# Keyboard and Random opening of shortcuts



## Smcdo123

My girlfriend just got this device. Must say coming from an ally (her phone before) it is a much better device. Actually think it is pretty underrated and I own a galaxy nexus so hats off to samsung and verizon for making 4g cheap and good.

Anyways on top the real situation. Randomly her keyboard; while texting or anything with text input; will start opening up email, gmail, anything with a corresponding key. Now i do not want to root and throw a rom on (if there are any) unless i know theres a fix. I am going to email Sammie about this and hopefully you owners will as well. Maybe we get them to push an update. Let me know if anyone else has experienced this and sound off to Sammie for an update! Thanks rootzwiki peeps lol.


----------



## skategeezer

Smcdo123 said:


> My girlfriend just got this device. Must say coming from an ally (her phone before) it is a much better device. Actually think it is pretty underrated and I own a galaxy nexus so hats off to samsung and verizon for making 4g cheap and good.
> 
> Anyways on top the real situation. Randomly her keyboard; while texting or anything with text input; will start opening up email, gmail, anything with a corresponding key. Now i do not want to root and throw a rom on (if there are any) unless i know theres a fix. I am going to email Sammie about this and hopefully you owners will as well. Maybe we get them to push an update. Let me know if anyone else has experienced this and sound off to Sammie for an update! Thanks rootzwiki peeps lol.
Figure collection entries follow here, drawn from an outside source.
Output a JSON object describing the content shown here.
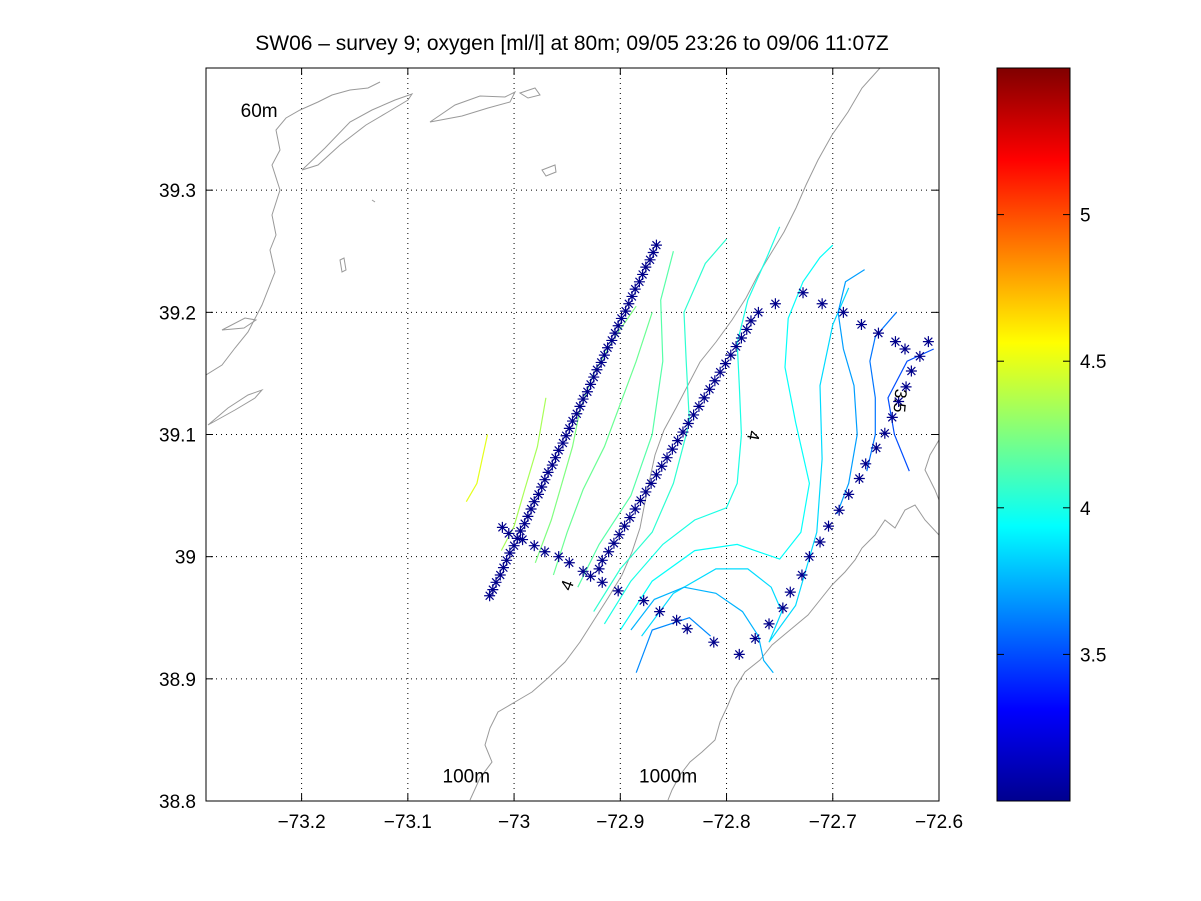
{
  "chart_data": {
    "type": "scatter",
    "title": "SW06 – survey 9; oxygen [ml/l] at 80m; 09/05 23:26 to 09/06 11:07Z",
    "xlabel": "",
    "ylabel": "",
    "xlim": [
      -73.29,
      -72.6
    ],
    "ylim": [
      38.8,
      39.4
    ],
    "xticks": [
      -73.2,
      -73.1,
      -73.0,
      -72.9,
      -72.8,
      -72.7,
      -72.6
    ],
    "xtick_labels": [
      "−73.2",
      "−73.1",
      "−73",
      "−72.9",
      "−72.8",
      "−72.7",
      "−72.6"
    ],
    "yticks": [
      38.8,
      38.9,
      39.0,
      39.1,
      39.2,
      39.3
    ],
    "ytick_labels": [
      "38.8",
      "38.9",
      "39",
      "39.1",
      "39.2",
      "39.3"
    ],
    "grid": true,
    "colorbar": {
      "colormap": "jet",
      "range": [
        3.0,
        5.5
      ],
      "ticks": [
        3.5,
        4,
        4.5,
        5
      ],
      "tick_labels": [
        "3.5",
        "4",
        "4.5",
        "5"
      ]
    },
    "bathymetry_labels": [
      {
        "text": "60m",
        "x": -73.24,
        "y": 39.36
      },
      {
        "text": "100m",
        "x": -73.045,
        "y": 38.815
      },
      {
        "text": "1000m",
        "x": -72.855,
        "y": 38.815
      }
    ],
    "contour_labels": [
      {
        "text": "4",
        "x": -72.945,
        "y": 38.975,
        "rot": -70
      },
      {
        "text": "4",
        "x": -72.78,
        "y": 39.1,
        "rot": 100
      },
      {
        "text": "3.5",
        "x": -72.642,
        "y": 39.128,
        "rot": 95
      }
    ],
    "stations": {
      "marker": "*",
      "color": "#00008b",
      "x": [
        -72.866,
        -72.869,
        -72.872,
        -72.876,
        -72.879,
        -72.882,
        -72.886,
        -72.889,
        -72.892,
        -72.895,
        -72.899,
        -72.902,
        -72.905,
        -72.908,
        -72.912,
        -72.915,
        -72.918,
        -72.922,
        -72.925,
        -72.928,
        -72.931,
        -72.935,
        -72.938,
        -72.941,
        -72.945,
        -72.948,
        -72.951,
        -72.954,
        -72.958,
        -72.961,
        -72.964,
        -72.968,
        -72.971,
        -72.974,
        -72.977,
        -72.981,
        -72.984,
        -72.987,
        -72.99,
        -72.994,
        -72.997,
        -73.0,
        -73.004,
        -73.007,
        -73.01,
        -73.013,
        -73.017,
        -73.02,
        -73.023,
        -73.011,
        -73.005,
        -72.992,
        -72.981,
        -72.971,
        -72.958,
        -72.948,
        -72.935,
        -72.928,
        -72.917,
        -72.902,
        -72.878,
        -72.863,
        -72.847,
        -72.837,
        -72.812,
        -72.788,
        -72.773,
        -72.76,
        -72.747,
        -72.74,
        -72.729,
        -72.722,
        -72.712,
        -72.704,
        -72.694,
        -72.685,
        -72.675,
        -72.669,
        -72.659,
        -72.651,
        -72.644,
        -72.638,
        -72.631,
        -72.626,
        -72.618,
        -72.61,
        -72.632,
        -72.641,
        -72.657,
        -72.673,
        -72.69,
        -72.71,
        -72.728,
        -72.754,
        -72.77,
        -72.777,
        -72.781,
        -72.786,
        -72.791,
        -72.796,
        -72.801,
        -72.806,
        -72.811,
        -72.816,
        -72.821,
        -72.826,
        -72.831,
        -72.836,
        -72.841,
        -72.846,
        -72.851,
        -72.856,
        -72.861,
        -72.866,
        -72.871,
        -72.876,
        -72.881,
        -72.886,
        -72.891,
        -72.896,
        -72.901,
        -72.906,
        -72.911,
        -72.917,
        -72.92
      ],
      "y": [
        39.255,
        39.249,
        39.243,
        39.237,
        39.231,
        39.225,
        39.219,
        39.213,
        39.207,
        39.201,
        39.195,
        39.189,
        39.183,
        39.177,
        39.171,
        39.165,
        39.159,
        39.153,
        39.147,
        39.141,
        39.135,
        39.129,
        39.123,
        39.117,
        39.111,
        39.105,
        39.099,
        39.093,
        39.087,
        39.081,
        39.075,
        39.069,
        39.063,
        39.057,
        39.051,
        39.045,
        39.039,
        39.033,
        39.027,
        39.021,
        39.015,
        39.009,
        39.003,
        38.997,
        38.991,
        38.985,
        38.979,
        38.973,
        38.968,
        39.024,
        39.019,
        39.014,
        39.009,
        39.004,
        39.0,
        38.995,
        38.988,
        38.984,
        38.979,
        38.972,
        38.964,
        38.955,
        38.948,
        38.941,
        38.93,
        38.92,
        38.933,
        38.945,
        38.958,
        38.971,
        38.985,
        39.0,
        39.012,
        39.025,
        39.038,
        39.051,
        39.064,
        39.076,
        39.089,
        39.101,
        39.114,
        39.127,
        39.139,
        39.152,
        39.164,
        39.176,
        39.17,
        39.176,
        39.183,
        39.19,
        39.2,
        39.207,
        39.216,
        39.207,
        39.2,
        39.193,
        39.186,
        39.179,
        39.172,
        39.165,
        39.158,
        39.151,
        39.144,
        39.137,
        39.13,
        39.123,
        39.116,
        39.109,
        39.102,
        39.095,
        39.088,
        39.081,
        39.074,
        39.067,
        39.06,
        39.053,
        39.046,
        39.039,
        39.032,
        39.025,
        39.018,
        39.011,
        39.004,
        38.997,
        38.99
      ]
    },
    "oxygen_contours": [
      {
        "level": 4.5,
        "x": [
          -73.045,
          -73.035,
          -73.03,
          -73.025
        ],
        "y": [
          39.045,
          39.06,
          39.08,
          39.1
        ]
      },
      {
        "level": 4.35,
        "x": [
          -73.012,
          -73.0,
          -72.99,
          -72.978,
          -72.97
        ],
        "y": [
          39.005,
          39.025,
          39.055,
          39.09,
          39.13
        ]
      },
      {
        "level": 4.25,
        "x": [
          -72.98,
          -72.965,
          -72.955,
          -72.945,
          -72.938,
          -72.925,
          -72.905,
          -72.885
        ],
        "y": [
          38.995,
          39.03,
          39.06,
          39.09,
          39.12,
          39.15,
          39.18,
          39.205
        ]
      },
      {
        "level": 4.2,
        "x": [
          -72.963,
          -72.95,
          -72.935,
          -72.915,
          -72.9,
          -72.885,
          -72.87
        ],
        "y": [
          38.985,
          39.02,
          39.055,
          39.09,
          39.125,
          39.16,
          39.2
        ]
      },
      {
        "level": 4.15,
        "x": [
          -72.94,
          -72.92,
          -72.89,
          -72.87,
          -72.86,
          -72.862,
          -72.85
        ],
        "y": [
          38.975,
          39.01,
          39.05,
          39.1,
          39.16,
          39.21,
          39.25
        ]
      },
      {
        "level": 4.05,
        "x": [
          -72.925,
          -72.9,
          -72.87,
          -72.85,
          -72.835,
          -72.838,
          -72.84,
          -72.82,
          -72.8
        ],
        "y": [
          38.955,
          38.99,
          39.02,
          39.06,
          39.11,
          39.16,
          39.2,
          39.24,
          39.26
        ]
      },
      {
        "level": 4.0,
        "x": [
          -72.915,
          -72.89,
          -72.86,
          -72.83,
          -72.8,
          -72.79,
          -72.786,
          -72.788,
          -72.79,
          -72.78,
          -72.762,
          -72.75
        ],
        "y": [
          38.945,
          38.98,
          39.01,
          39.03,
          39.04,
          39.06,
          39.1,
          39.14,
          39.175,
          39.21,
          39.245,
          39.27
        ]
      },
      {
        "level": 3.95,
        "x": [
          -72.9,
          -72.87,
          -72.83,
          -72.79,
          -72.75,
          -72.73,
          -72.722,
          -72.735,
          -72.745,
          -72.742,
          -72.728,
          -72.712,
          -72.7
        ],
        "y": [
          38.94,
          38.98,
          39.005,
          39.01,
          38.998,
          39.02,
          39.06,
          39.11,
          39.155,
          39.195,
          39.225,
          39.245,
          39.255
        ]
      },
      {
        "level": 3.85,
        "x": [
          -72.88,
          -72.85,
          -72.81,
          -72.78,
          -72.758,
          -72.748,
          -72.76,
          -72.735,
          -72.715,
          -72.71,
          -72.712,
          -72.7,
          -72.685
        ],
        "y": [
          38.935,
          38.97,
          38.99,
          38.99,
          38.975,
          38.955,
          38.93,
          38.96,
          39.02,
          39.08,
          39.14,
          39.19,
          39.22
        ]
      },
      {
        "level": 3.75,
        "x": [
          -72.89,
          -72.868,
          -72.84,
          -72.81,
          -72.785,
          -72.77,
          -72.765,
          -72.756
        ],
        "y": [
          38.94,
          38.965,
          38.975,
          38.97,
          38.955,
          38.935,
          38.915,
          38.905
        ]
      },
      {
        "level": 3.65,
        "x": [
          -72.885,
          -72.87,
          -72.835,
          -72.815
        ],
        "y": [
          38.905,
          38.94,
          38.95,
          38.935
        ]
      },
      {
        "level": 3.7,
        "x": [
          -72.696,
          -72.685,
          -72.677,
          -72.68,
          -72.69,
          -72.695,
          -72.688,
          -72.67
        ],
        "y": [
          39.035,
          39.06,
          39.1,
          39.14,
          39.17,
          39.2,
          39.225,
          39.235
        ]
      },
      {
        "level": 3.6,
        "x": [
          -72.668,
          -72.66,
          -72.66,
          -72.665,
          -72.66,
          -72.64
        ],
        "y": [
          39.07,
          39.1,
          39.13,
          39.16,
          39.18,
          39.2
        ]
      },
      {
        "level": 3.5,
        "x": [
          -72.628,
          -72.642,
          -72.648,
          -72.63,
          -72.605
        ],
        "y": [
          39.07,
          39.1,
          39.13,
          39.16,
          39.17
        ]
      }
    ]
  }
}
Yep, a valid bug rebooting the phone will fix it. not sure when we will see any love from VZ or Sammy.


----------



## icebear

yea mine phone was doing this to and rebooting fixed it BUT i did find out a way to fix it with out when it happens on your keyboard press the gray button that looks like a paper (its the top left side of the keyboard) and a little list will pop up on the screen and then just click J and then press the back key to exit out of it and then that should fix it


----------



## Smcdo123

icebear said:


> yea mine phone was doing this to and rebooting fixed it BUT i did find out a way to fix it with out when it happens on your keyboard press the gray button that looks like a paper (its the top left side of the keyboard) and a little list will pop up on the screen and then just click J and then press the back key to exit out of it and then that should fix it


I'll try that next time thanks.

Here's the response from Samsung probly by the time they would push an update no one will have it anymore.

Dear Steven,

Thank you for your inquiry.

We understand your concern regarding the phone.

We are unable to speculate when/if a software revision with this feature might be available due to the fact that this might lead to inaccurate information and confusion.

Should this be available, it will be posted in our website or you will be informed by your service provider.

Please feel free to check with us periodically for updates.

Thank you for your understanding and patience.

Sincerely,

Carlo Technical Support

Sent from my Galaxy Nexus using RootzWiki


----------



## Dalladubb

It's a bug in all Android physical keyboards. Instead of rebooting, just press the magnifier (search) key on the keyboard and that'll shut the shortcuts off. I and many others have had this issue, even on my girlfriend's D2G and pressing the magnifier key fixed it.


----------



## Smcdo123

Never had it happening my OG droid or on my girlfriends Ally. Accidently hitting a key is not a bug. Typing a text or anything and the next minute it switches to shortcuts is a bug.

Sent from my Galaxy Nexus using RootzWiki


----------



## Dalladubb

It happens on almost all Froyo and GB devices I've come across, and it's not accidentally pressing a key, it's a bug. You open the keyboard and it's in shortcut mode, press the search key and it stops. In some cases you could be mid-sentence and have it switch, it's a bug in Android.


----------



## knightcrusader

Yeah, this is an Android bug. I used to have the issue all the time on my Droid 2 running Froyo and again on this phone. It's annoying, but I can live with it... for now.


----------



## Smcdo123

Well I've never come across it on the droid and ally she had. I'm nit sweating it its not my phone. I got a nexus lol.

Sent from my Galaxy Nexus using RootzWiki


----------